Ich hatte kürzlich Geburtstag und habe bei dieser Gelegenheit auch einige Geschenke bekommen. Darunter war eine Blechschachtel mit der viel versprechenden Aufschrift „Wörter für Cla“. In der Schachtel lagen 40 kreativ gestaltete Karten mit jeweils einem Wort. Wunderschön.
Ich habe mir die Karten in der Runde meiner Gäste angesehen und war einmal mehr überrascht und bewegt von der schöpferischen Kraft, die in einem einzelnen Wort liegt. Die kreative und emotionale Darstellung hat das noch verstärkt. Jede einzelne Karte löste sofort einen Fluss von Ideen und Geschichten aus.
So zum Beispiel die Nebensächlichkeit, die sich so überhaupt nicht nebensächlich auf der ganzen Fläche der Karte ausbreitet. Richtig wichtig macht sie sich, ganz in Grossbuchstaben und farbig bis zur Schmerzgrenze.

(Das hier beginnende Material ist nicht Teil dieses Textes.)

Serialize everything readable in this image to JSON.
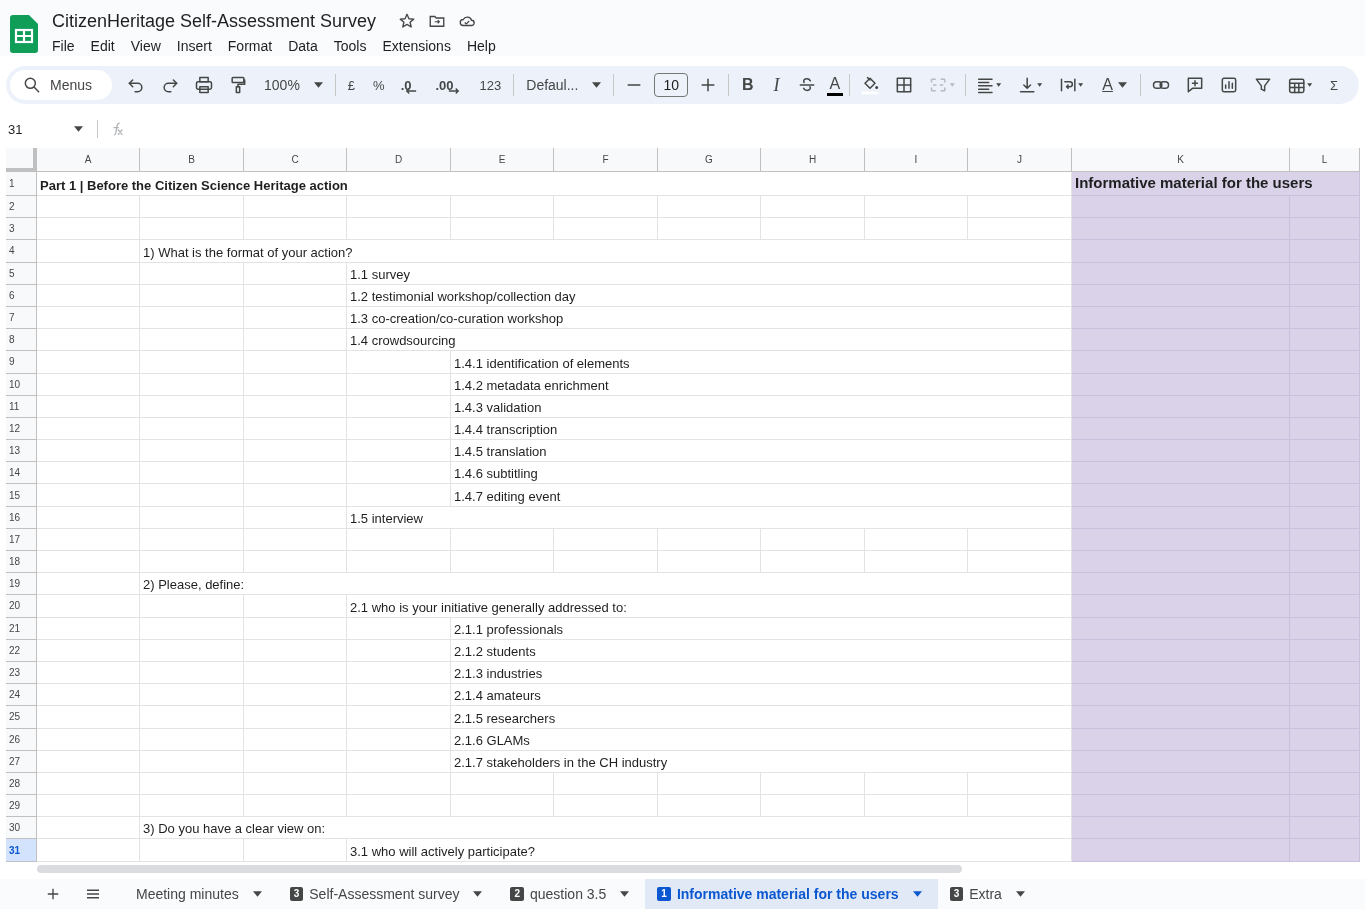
{
  "document": {
    "title": "CitizenHeritage Self-Assessment Survey"
  },
  "menu": [
    "File",
    "Edit",
    "View",
    "Insert",
    "Format",
    "Data",
    "Tools",
    "Extensions",
    "Help"
  ],
  "toolbar": [
    {
      "kind": "search",
      "label": "Menus"
    },
    {
      "kind": "undo"
    },
    {
      "kind": "redo"
    },
    {
      "kind": "print"
    },
    {
      "kind": "paint"
    },
    {
      "kind": "dropdown",
      "label": "100%"
    },
    {
      "kind": "sep"
    },
    {
      "kind": "text",
      "label": "£"
    },
    {
      "kind": "text",
      "label": "%"
    },
    {
      "kind": "decdec",
      "label": ".0"
    },
    {
      "kind": "incdec",
      "label": ".00"
    },
    {
      "kind": "text",
      "label": "123"
    },
    {
      "kind": "sep"
    },
    {
      "kind": "dropdown",
      "label": "Defaul..."
    },
    {
      "kind": "sep"
    },
    {
      "kind": "minus"
    },
    {
      "kind": "size",
      "label": "10"
    },
    {
      "kind": "plus"
    },
    {
      "kind": "sep"
    },
    {
      "kind": "bold",
      "label": "B"
    },
    {
      "kind": "italic",
      "label": "I"
    },
    {
      "kind": "strike"
    },
    {
      "kind": "color",
      "label": "A"
    },
    {
      "kind": "sep"
    },
    {
      "kind": "fill"
    },
    {
      "kind": "borders"
    },
    {
      "kind": "merge"
    },
    {
      "kind": "sep"
    },
    {
      "kind": "align"
    },
    {
      "kind": "valign"
    },
    {
      "kind": "wrap"
    },
    {
      "kind": "rotate",
      "label": "A"
    },
    {
      "kind": "sep"
    },
    {
      "kind": "link"
    },
    {
      "kind": "comment"
    },
    {
      "kind": "chart"
    },
    {
      "kind": "filter"
    },
    {
      "kind": "table"
    },
    {
      "kind": "text",
      "label": "Σ"
    }
  ],
  "name_box": "31",
  "columns": [
    {
      "label": "A",
      "highlighted": false
    },
    {
      "label": "B",
      "highlighted": false
    },
    {
      "label": "C",
      "highlighted": false
    },
    {
      "label": "D",
      "highlighted": false
    },
    {
      "label": "E",
      "highlighted": false
    },
    {
      "label": "F",
      "highlighted": false
    },
    {
      "label": "G",
      "highlighted": false
    },
    {
      "label": "H",
      "highlighted": false
    },
    {
      "label": "I",
      "highlighted": false
    },
    {
      "label": "J",
      "highlighted": false
    },
    {
      "label": "K",
      "highlighted": true
    },
    {
      "label": "L",
      "highlighted": true
    }
  ],
  "rows": [
    {
      "number": "1",
      "selected": false,
      "cells": [
        {
          "kind": "title_a",
          "text": "Part 1 | Before the Citizen Science Heritage action"
        },
        {
          "kind": "heading_k",
          "text": "Informative material for the users"
        }
      ]
    },
    {
      "number": "2",
      "selected": false,
      "cells": []
    },
    {
      "number": "3",
      "selected": false,
      "cells": []
    },
    {
      "number": "4",
      "selected": false,
      "cells": [
        {
          "kind": "text_b",
          "text": "1) What is the format of your action?"
        }
      ]
    },
    {
      "number": "5",
      "selected": false,
      "cells": [
        {
          "kind": "text_d",
          "text": "1.1 survey"
        }
      ]
    },
    {
      "number": "6",
      "selected": false,
      "cells": [
        {
          "kind": "text_d",
          "text": "1.2 testimonial workshop/collection day"
        }
      ]
    },
    {
      "number": "7",
      "selected": false,
      "cells": [
        {
          "kind": "text_d",
          "text": "1.3 co-creation/co-curation workshop"
        }
      ]
    },
    {
      "number": "8",
      "selected": false,
      "cells": [
        {
          "kind": "text_d",
          "text": "1.4 crowdsourcing"
        }
      ]
    },
    {
      "number": "9",
      "selected": false,
      "cells": [
        {
          "kind": "text_e",
          "text": "1.4.1 identification of elements"
        }
      ]
    },
    {
      "number": "10",
      "selected": false,
      "cells": [
        {
          "kind": "text_e",
          "text": "1.4.2 metadata enrichment"
        }
      ]
    },
    {
      "number": "11",
      "selected": false,
      "cells": [
        {
          "kind": "text_e",
          "text": "1.4.3 validation"
        }
      ]
    },
    {
      "number": "12",
      "selected": false,
      "cells": [
        {
          "kind": "text_e",
          "text": "1.4.4 transcription"
        }
      ]
    },
    {
      "number": "13",
      "selected": false,
      "cells": [
        {
          "kind": "text_e",
          "text": "1.4.5 translation"
        }
      ]
    },
    {
      "number": "14",
      "selected": false,
      "cells": [
        {
          "kind": "text_e",
          "text": "1.4.6 subtitling"
        }
      ]
    },
    {
      "number": "15",
      "selected": false,
      "cells": [
        {
          "kind": "text_e",
          "text": "1.4.7 editing event"
        }
      ]
    },
    {
      "number": "16",
      "selected": false,
      "cells": [
        {
          "kind": "text_d",
          "text": "1.5 interview"
        }
      ]
    },
    {
      "number": "17",
      "selected": false,
      "cells": []
    },
    {
      "number": "18",
      "selected": false,
      "cells": []
    },
    {
      "number": "19",
      "selected": false,
      "cells": [
        {
          "kind": "text_b",
          "text": "2) Please, define:"
        }
      ]
    },
    {
      "number": "20",
      "selected": false,
      "cells": [
        {
          "kind": "text_d",
          "text": "2.1 who is your initiative generally addressed to:"
        }
      ]
    },
    {
      "number": "21",
      "selected": false,
      "cells": [
        {
          "kind": "text_e",
          "text": "2.1.1  professionals"
        }
      ]
    },
    {
      "number": "22",
      "selected": false,
      "cells": [
        {
          "kind": "text_e",
          "text": "2.1.2  students"
        }
      ]
    },
    {
      "number": "23",
      "selected": false,
      "cells": [
        {
          "kind": "text_e",
          "text": "2.1.3  industries"
        }
      ]
    },
    {
      "number": "24",
      "selected": false,
      "cells": [
        {
          "kind": "text_e",
          "text": "2.1.4  amateurs"
        }
      ]
    },
    {
      "number": "25",
      "selected": false,
      "cells": [
        {
          "kind": "text_e",
          "text": "2.1.5 researchers"
        }
      ]
    },
    {
      "number": "26",
      "selected": false,
      "cells": [
        {
          "kind": "text_e",
          "text": "2.1.6 GLAMs"
        }
      ]
    },
    {
      "number": "27",
      "selected": false,
      "cells": [
        {
          "kind": "text_e",
          "text": "2.1.7 stakeholders in the CH industry"
        }
      ]
    },
    {
      "number": "28",
      "selected": false,
      "cells": []
    },
    {
      "number": "29",
      "selected": false,
      "cells": []
    },
    {
      "number": "30",
      "selected": false,
      "cells": [
        {
          "kind": "text_b",
          "text": "3) Do you have a clear view on:"
        }
      ]
    },
    {
      "number": "31",
      "selected": true,
      "cells": [
        {
          "kind": "text_d",
          "text": "3.1 who will actively participate?"
        }
      ]
    }
  ],
  "sheet_tabs": [
    {
      "label": "Meeting minutes",
      "selected": false
    },
    {
      "badge": "3",
      "label": "Self-Assessment survey",
      "selected": false
    },
    {
      "badge": "2",
      "label": "question 3.5",
      "selected": false
    },
    {
      "badge": "1",
      "label": "Informative material for the users",
      "selected": true
    },
    {
      "badge": "3",
      "label": "Extra",
      "selected": false
    }
  ]
}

Diese Nebensächlichkeit will sich nicht von den Hauptsachen verdrängen lassen. Sie kämpft um ihren Platz – und das mit Erfolg. Immerhin habe ich sie ihren 39 Mitbewerbern vorgezogen, um hier über die kreative Wirkung von Wörtern zu schreiben. Ich habe mich von ihr täuschen lassen. Das können Wörter.
Auch die Herzensangelegenheit hat es mir angetan (am oberen rechten Bildrand im ersten Foto). Hier ist nichts mit gestalterischer Kreativität. Ganz nüchtern steht sie da, wenn auch immerhin rot geschrieben. Und erst jetzt, wenn ich mir das Wort so ansehe, wird mir bewusst, welche Spannung es in sich trägt: Das Herz verstehen wir als Sitz der Emotionen. Herz bedeutet schnell einmal Liebe. Die Angelegenheit dagegen ist bürokratisch, technisch, steril. Sie lässt mich an Traktandenlisten denken, an juristische Verfahren und an Diskussionen, in denen man die Dinge nicht beim Namen nennen will. Was hat sich die deutsche Sprache gedacht, als sie eine Wortschöpfung wie Herzensangelegenheit zuliess?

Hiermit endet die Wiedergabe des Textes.